From the 100s of ideas we discovered, we had narrowed down to 5. These fit our goals and constraints
- An existing problem that people were already paying for
- Existing apps weren’t doing the best possible job at solving customer’s needs
- The app had the potential to grow to at least $3k in MRR, which after costs would allow Sankalp and I to live comfortably in Bengaluru while continuing on our journey
We finally settled on the WhatsApp idea out of pure luck. But if I were to elaborate, it was because all the other ideas were far more generic, whereas WhatsApp had a kind of cool appeal to it. It was exciting enough and there were enough possibilities with it that we could try. And so, we settled on it.
The quickest way to validate whether all our hypotheses and theory was real was by getting actual users. And so, we built an MVP in 2 weeks and submitted it to the app store.

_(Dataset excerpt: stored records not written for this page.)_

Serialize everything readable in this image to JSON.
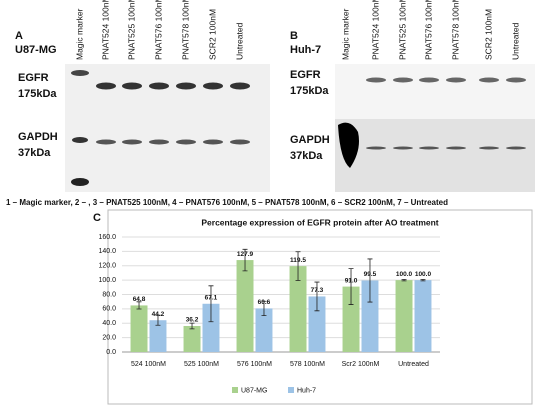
{
  "panel_a": {
    "letter": "A",
    "cell_line": "U87-MG",
    "lanes": [
      "Magic marker",
      "PNAT524 100nM",
      "PNAT525 100nM",
      "PNAT576 100nM",
      "PNAT578 100nM",
      "SCR2 100nM",
      "Untreated"
    ],
    "rows": [
      {
        "protein": "EGFR",
        "size": "175kDa"
      },
      {
        "protein": "GAPDH",
        "size": "37kDa"
      }
    ]
  },
  "panel_b": {
    "letter": "B",
    "cell_line": "Huh-7",
    "lanes": [
      "Magic marker",
      "PNAT524 100nM",
      "PNAT525 100nM",
      "PNAT576 100nM",
      "PNAT578 100nM",
      "SCR2 100nM",
      "Untreated"
    ],
    "rows": [
      {
        "protein": "EGFR",
        "size": "175kDa"
      },
      {
        "protein": "GAPDH",
        "size": "37kDa"
      }
    ]
  },
  "caption": "1 – Magic marker, 2 – , 3 – PNAT525 100nM, 4 – PNAT576 100nM, 5 – PNAT578 100nM, 6 – SCR2 100nM, 7 – Untreated",
  "chart_data": {
    "type": "bar",
    "panel_letter": "C",
    "title": "Percentage expression of EGFR protein after AO treatment",
    "categories": [
      "524 100nM",
      "525 100nM",
      "576 100nM",
      "578 100nM",
      "Scr2 100nM",
      "Untreated"
    ],
    "series": [
      {
        "name": "U87-MG",
        "color": "#a9d18e",
        "values": [
          64.8,
          36.2,
          127.9,
          119.5,
          91.0,
          100.0
        ],
        "value_labels": [
          "64.8",
          "36.2",
          "127.9",
          "119.5",
          "91.0",
          "100.0"
        ],
        "errors": [
          5,
          4,
          15,
          20,
          25,
          1
        ]
      },
      {
        "name": "Huh-7",
        "color": "#9dc3e6",
        "values": [
          44.2,
          67.1,
          60.6,
          77.3,
          99.5,
          100.0
        ],
        "value_labels": [
          "44.2",
          "67.1",
          "60.6",
          "77.3",
          "99.5",
          "100.0"
        ],
        "errors": [
          7,
          25,
          10,
          20,
          30,
          1
        ]
      }
    ],
    "ylim": [
      0,
      160
    ],
    "yticks": [
      {
        "value": 0,
        "label": "0.0"
      },
      {
        "value": 20,
        "label": "20.0"
      },
      {
        "value": 40,
        "label": "40.0"
      },
      {
        "value": 60,
        "label": "60.0"
      },
      {
        "value": 80,
        "label": "80.0"
      },
      {
        "value": 100,
        "label": "100.0"
      },
      {
        "value": 120,
        "label": "120.0"
      },
      {
        "value": 140,
        "label": "140.0"
      },
      {
        "value": 160,
        "label": "160.0"
      }
    ],
    "grid": true
  }
}
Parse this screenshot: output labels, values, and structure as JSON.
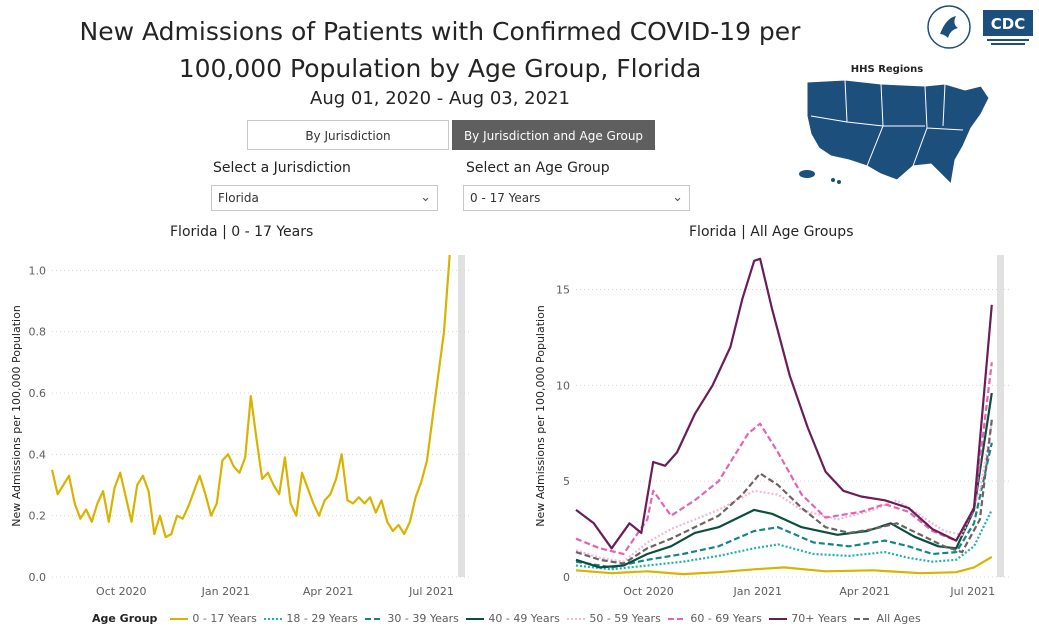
{
  "header": {
    "title_line1": "New Admissions of Patients with Confirmed COVID-19 per",
    "title_line2": "100,000 Population by Age Group, Florida",
    "date_range": "Aug 01, 2020 - Aug 03, 2021"
  },
  "logos": {
    "cdc": "CDC",
    "hhs_regions": "HHS Regions"
  },
  "tabs": {
    "by_jurisdiction": "By Jurisdiction",
    "by_jurisdiction_age": "By Jurisdiction and Age Group"
  },
  "filters": {
    "jurisdiction_label": "Select a Jurisdiction",
    "jurisdiction_value": "Florida",
    "age_label": "Select an Age Group",
    "age_value": "0 - 17 Years"
  },
  "colors": {
    "c0_17": "#d9b300",
    "c18_29": "#20b2aa",
    "c30_39": "#148585",
    "c40_49": "#0b4f3f",
    "c50_59": "#f2b8d9",
    "c60_69": "#e066b3",
    "c70": "#6b1d57",
    "call": "#6e6262",
    "map_fill": "#1d4f7c",
    "tab_active": "#5f5f5f"
  },
  "chart_data": [
    {
      "type": "line",
      "title": "Florida | 0 - 17 Years",
      "xlabel": "",
      "ylabel": "New Admissions per 100,000 Population",
      "ylim": [
        0,
        1.05
      ],
      "yticks": [
        "0.0",
        "0.2",
        "0.4",
        "0.6",
        "0.8",
        "1.0"
      ],
      "xticks": [
        "Oct 2020",
        "Jan 2021",
        "Apr 2021",
        "Jul 2021"
      ],
      "x_unit": "days since 2020-08-01",
      "xlim": [
        0,
        367
      ],
      "xtick_days": [
        61,
        153,
        243,
        334
      ],
      "series": [
        {
          "name": "0 - 17 Years",
          "color_key": "c0_17",
          "dash": "solid",
          "points": [
            [
              0,
              0.35
            ],
            [
              5,
              0.27
            ],
            [
              10,
              0.3
            ],
            [
              15,
              0.33
            ],
            [
              20,
              0.24
            ],
            [
              25,
              0.19
            ],
            [
              30,
              0.22
            ],
            [
              35,
              0.18
            ],
            [
              40,
              0.24
            ],
            [
              45,
              0.28
            ],
            [
              50,
              0.18
            ],
            [
              55,
              0.29
            ],
            [
              60,
              0.34
            ],
            [
              65,
              0.26
            ],
            [
              70,
              0.18
            ],
            [
              75,
              0.3
            ],
            [
              80,
              0.33
            ],
            [
              85,
              0.28
            ],
            [
              90,
              0.14
            ],
            [
              95,
              0.2
            ],
            [
              100,
              0.13
            ],
            [
              105,
              0.14
            ],
            [
              110,
              0.2
            ],
            [
              115,
              0.19
            ],
            [
              120,
              0.23
            ],
            [
              125,
              0.28
            ],
            [
              130,
              0.33
            ],
            [
              135,
              0.27
            ],
            [
              140,
              0.2
            ],
            [
              145,
              0.24
            ],
            [
              150,
              0.38
            ],
            [
              155,
              0.4
            ],
            [
              160,
              0.36
            ],
            [
              165,
              0.34
            ],
            [
              170,
              0.39
            ],
            [
              175,
              0.59
            ],
            [
              180,
              0.45
            ],
            [
              185,
              0.32
            ],
            [
              190,
              0.34
            ],
            [
              195,
              0.3
            ],
            [
              200,
              0.27
            ],
            [
              205,
              0.39
            ],
            [
              210,
              0.24
            ],
            [
              215,
              0.2
            ],
            [
              220,
              0.34
            ],
            [
              225,
              0.29
            ],
            [
              230,
              0.24
            ],
            [
              235,
              0.2
            ],
            [
              240,
              0.25
            ],
            [
              245,
              0.27
            ],
            [
              250,
              0.32
            ],
            [
              255,
              0.4
            ],
            [
              260,
              0.25
            ],
            [
              265,
              0.24
            ],
            [
              270,
              0.26
            ],
            [
              275,
              0.24
            ],
            [
              280,
              0.26
            ],
            [
              285,
              0.21
            ],
            [
              290,
              0.25
            ],
            [
              295,
              0.18
            ],
            [
              300,
              0.15
            ],
            [
              305,
              0.17
            ],
            [
              310,
              0.14
            ],
            [
              315,
              0.18
            ],
            [
              320,
              0.26
            ],
            [
              325,
              0.31
            ],
            [
              330,
              0.38
            ],
            [
              335,
              0.52
            ],
            [
              340,
              0.66
            ],
            [
              345,
              0.8
            ],
            [
              350,
              1.05
            ]
          ]
        }
      ]
    },
    {
      "type": "line",
      "title": "Florida | All Age Groups",
      "xlabel": "",
      "ylabel": "New Admissions per 100,000 Population",
      "ylim": [
        0,
        16.8
      ],
      "yticks": [
        "0",
        "5",
        "10",
        "15"
      ],
      "ytick_values": [
        0,
        5,
        10,
        15
      ],
      "xticks": [
        "Oct 2020",
        "Jan 2021",
        "Apr 2021",
        "Jul 2021"
      ],
      "x_unit": "days since 2020-08-01",
      "xlim": [
        0,
        367
      ],
      "xtick_days": [
        61,
        153,
        243,
        334
      ],
      "legend_title": "Age Group",
      "series": [
        {
          "name": "0 - 17 Years",
          "color_key": "c0_17",
          "dash": "solid",
          "points": [
            [
              0,
              0.35
            ],
            [
              30,
              0.2
            ],
            [
              60,
              0.3
            ],
            [
              90,
              0.15
            ],
            [
              120,
              0.25
            ],
            [
              150,
              0.4
            ],
            [
              175,
              0.5
            ],
            [
              210,
              0.3
            ],
            [
              250,
              0.35
            ],
            [
              290,
              0.2
            ],
            [
              320,
              0.25
            ],
            [
              335,
              0.5
            ],
            [
              350,
              1.05
            ]
          ]
        },
        {
          "name": "18 - 29 Years",
          "color_key": "c18_29",
          "dash": "dot",
          "points": [
            [
              0,
              0.6
            ],
            [
              30,
              0.4
            ],
            [
              60,
              0.6
            ],
            [
              90,
              0.8
            ],
            [
              120,
              1.1
            ],
            [
              150,
              1.5
            ],
            [
              170,
              1.7
            ],
            [
              200,
              1.2
            ],
            [
              230,
              1.1
            ],
            [
              260,
              1.3
            ],
            [
              280,
              1.0
            ],
            [
              300,
              0.8
            ],
            [
              320,
              0.9
            ],
            [
              335,
              1.6
            ],
            [
              350,
              3.5
            ]
          ]
        },
        {
          "name": "30 - 39 Years",
          "color_key": "c30_39",
          "dash": "dash",
          "points": [
            [
              0,
              0.8
            ],
            [
              30,
              0.5
            ],
            [
              60,
              0.9
            ],
            [
              90,
              1.2
            ],
            [
              120,
              1.6
            ],
            [
              150,
              2.4
            ],
            [
              170,
              2.6
            ],
            [
              200,
              1.8
            ],
            [
              230,
              1.6
            ],
            [
              260,
              1.9
            ],
            [
              280,
              1.6
            ],
            [
              300,
              1.2
            ],
            [
              320,
              1.3
            ],
            [
              335,
              2.8
            ],
            [
              350,
              7.0
            ]
          ]
        },
        {
          "name": "40 - 49 Years",
          "color_key": "c40_49",
          "dash": "solid",
          "points": [
            [
              0,
              0.9
            ],
            [
              20,
              0.5
            ],
            [
              40,
              0.6
            ],
            [
              60,
              1.2
            ],
            [
              80,
              1.6
            ],
            [
              100,
              2.3
            ],
            [
              120,
              2.6
            ],
            [
              150,
              3.5
            ],
            [
              165,
              3.3
            ],
            [
              190,
              2.6
            ],
            [
              220,
              2.2
            ],
            [
              245,
              2.4
            ],
            [
              265,
              2.8
            ],
            [
              285,
              2.1
            ],
            [
              305,
              1.6
            ],
            [
              320,
              1.5
            ],
            [
              335,
              3.5
            ],
            [
              350,
              9.6
            ]
          ]
        },
        {
          "name": "50 - 59 Years",
          "color_key": "c50_59",
          "dash": "dot",
          "points": [
            [
              0,
              1.4
            ],
            [
              20,
              1.0
            ],
            [
              40,
              0.8
            ],
            [
              60,
              1.8
            ],
            [
              80,
              2.5
            ],
            [
              100,
              3.0
            ],
            [
              120,
              3.5
            ],
            [
              150,
              4.5
            ],
            [
              170,
              4.3
            ],
            [
              190,
              3.5
            ],
            [
              220,
              3.0
            ],
            [
              250,
              3.5
            ],
            [
              270,
              4.0
            ],
            [
              290,
              3.2
            ],
            [
              310,
              2.4
            ],
            [
              325,
              2.2
            ],
            [
              340,
              4.5
            ],
            [
              350,
              8.0
            ]
          ]
        },
        {
          "name": "60 - 69 Years",
          "color_key": "c60_69",
          "dash": "dash",
          "points": [
            [
              0,
              2.0
            ],
            [
              20,
              1.5
            ],
            [
              40,
              1.2
            ],
            [
              60,
              3.0
            ],
            [
              65,
              4.5
            ],
            [
              80,
              3.2
            ],
            [
              100,
              4.0
            ],
            [
              120,
              5.0
            ],
            [
              145,
              7.5
            ],
            [
              155,
              8.0
            ],
            [
              170,
              6.5
            ],
            [
              190,
              4.3
            ],
            [
              210,
              3.1
            ],
            [
              240,
              3.4
            ],
            [
              260,
              3.8
            ],
            [
              280,
              3.4
            ],
            [
              300,
              2.4
            ],
            [
              320,
              1.9
            ],
            [
              335,
              3.5
            ],
            [
              350,
              11.2
            ]
          ]
        },
        {
          "name": "70+ Years",
          "color_key": "c70",
          "dash": "solid",
          "points": [
            [
              0,
              3.5
            ],
            [
              15,
              2.8
            ],
            [
              30,
              1.5
            ],
            [
              45,
              2.8
            ],
            [
              55,
              2.3
            ],
            [
              65,
              6.0
            ],
            [
              75,
              5.8
            ],
            [
              85,
              6.5
            ],
            [
              100,
              8.5
            ],
            [
              115,
              10.0
            ],
            [
              130,
              12.0
            ],
            [
              140,
              14.5
            ],
            [
              150,
              16.5
            ],
            [
              155,
              16.6
            ],
            [
              165,
              14.0
            ],
            [
              180,
              10.5
            ],
            [
              195,
              7.8
            ],
            [
              210,
              5.5
            ],
            [
              225,
              4.5
            ],
            [
              240,
              4.2
            ],
            [
              260,
              4.0
            ],
            [
              280,
              3.6
            ],
            [
              300,
              2.5
            ],
            [
              320,
              1.9
            ],
            [
              335,
              3.6
            ],
            [
              350,
              14.2
            ]
          ]
        },
        {
          "name": "All Ages",
          "color_key": "call",
          "dash": "dash",
          "points": [
            [
              0,
              1.3
            ],
            [
              20,
              0.9
            ],
            [
              40,
              0.7
            ],
            [
              60,
              1.5
            ],
            [
              80,
              2.0
            ],
            [
              100,
              2.6
            ],
            [
              120,
              3.2
            ],
            [
              140,
              4.3
            ],
            [
              155,
              5.4
            ],
            [
              170,
              4.8
            ],
            [
              190,
              3.6
            ],
            [
              210,
              2.6
            ],
            [
              230,
              2.3
            ],
            [
              250,
              2.5
            ],
            [
              270,
              2.8
            ],
            [
              290,
              2.2
            ],
            [
              310,
              1.6
            ],
            [
              325,
              1.3
            ],
            [
              340,
              3.0
            ],
            [
              350,
              8.2
            ]
          ]
        }
      ]
    }
  ]
}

Sadly, our start was super rough. The app got rejected by the Shopify team twice before it finally got approved. Those 6 weeks of uncertainty were hellish, but thankfully Shopify’s process has gotten much faster and down to 1 week if your app is to get rejected.
On April 24, the app went live. The next morning, we woke up to 10 users. Our first reaction was “10 people tried our app? Is this real?”. We were beyond ecstatic. We immediately got to work, setting up feedback loops to talk to users, ask them why they liked the app or why they uninstalled.
In 40 days, we had 2000+ users, got featured on the Shopify app store, and we launched our first paid plans.
In the following 30 days, we crossed $400 in MRR, and validation was complete. We knew we were on to something.
Of course, had the WhatsApp idea failed, we had at least 4 other ideas to try next. We were ready for failure and had the mindset that we would have to continue pushing through until we ran out of savings. Sankalp and I both had about 12 months savings in the bank. And we had a contingency plan to take up freelance gigs if it came down to it.
But both of us were firm on not going back to a job. After all, if we spent 4 years in college (not) studying engineering, we have to give ourselves at least the same amount of time to build a business.